I saw a demonstration decades ago about biodiesel from sunflower seeds (the oil, not confectionery type of sunflower) It was estimated that a farmer could produce the fuel he needed to operate his farm from 10% of his acreage, as opposed to 25% if he used horses/oxen to do his farming.
I actually want to convert one of my cars to electric. For drag racing. My daily cars are and always will be powered by a liquid fuel. My fiesta gets ~400 miles to a tank my 530d ~600 miles to a tank my mercedes recovery truck will get around 400 to a tank aswell. I cant see batteries maturing to that sort of range with a 5 minute charge time any time soon. Not to mention cost of replacement batteries. All my cars are over 160,000miles and over 12 years old. If they were electric id be hunting for a new battery or two(infact they would all be on there second or third). I had to put a new engine in the fiesta last year, it cost £450. Theres more to electric car running costs and environment than imediate fueling up costs…
If large battery packs for cars and trucks become a common thing, it will become profitable for someone to buy the aged ones and recycle them for the rare earth metals. (or disassemble them for good cells to use in refitted packs)
The engine for the fiesta cost so little because it was used, cost of a new one would be…a lot more…just like the combustion engines, the older packs will still be usable, just with less capacity, given the cost of new ones I can definitely imagine a used pack market…
The “less capacity” is the sticking part. Fuel tanks don’t shrink with use.
Not so sure about motorcycles being efficient when most aren’t even as efficient as the Prius. They would probably still win in overall carbon footprint due to far less materials used in manufacturing, but most are pretty bad (other) emissions wise. But the EV is just awesome…
The motorcycle equivalent of a Prius would be a Vespa though.
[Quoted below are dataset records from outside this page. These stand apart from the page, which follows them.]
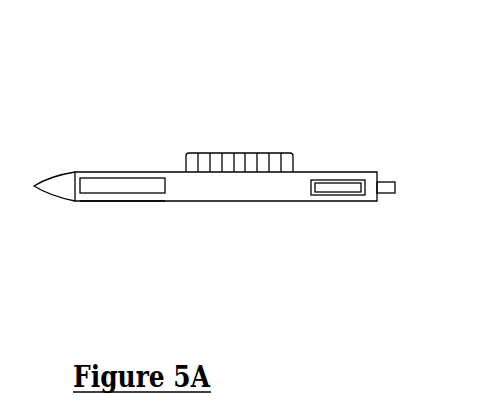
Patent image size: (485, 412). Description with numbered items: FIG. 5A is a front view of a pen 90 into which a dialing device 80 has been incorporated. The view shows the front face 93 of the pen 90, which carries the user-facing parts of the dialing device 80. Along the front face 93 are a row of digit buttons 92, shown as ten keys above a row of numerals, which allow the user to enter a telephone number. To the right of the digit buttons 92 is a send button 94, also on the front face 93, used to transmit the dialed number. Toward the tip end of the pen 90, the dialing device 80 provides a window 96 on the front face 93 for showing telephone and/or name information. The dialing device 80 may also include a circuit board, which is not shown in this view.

The dialing device 80 is at (226, 72).
The pen 90 is at (264, 254).
The digit buttons 92 is at (240, 153).
The front face 93 is at (140, 200).
The send button 94 is at (352, 190).
The window 96 is at (112, 183).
while hardly not a dead ringer for one the car body has some similarities to the Studebaker Avanti; wonder if it was in part inspired by the Avanti?
Reminded me of a cross between a 911 and a DB5. Great looking design.
I wish you guys would have spoken up about how MW is designing from the ground up for mass production compatibility. They have great documentation on why they make certain design choices and you can literally see the compromise unfold right before your eyes.
This project has great momentum and will produce something phenomenal.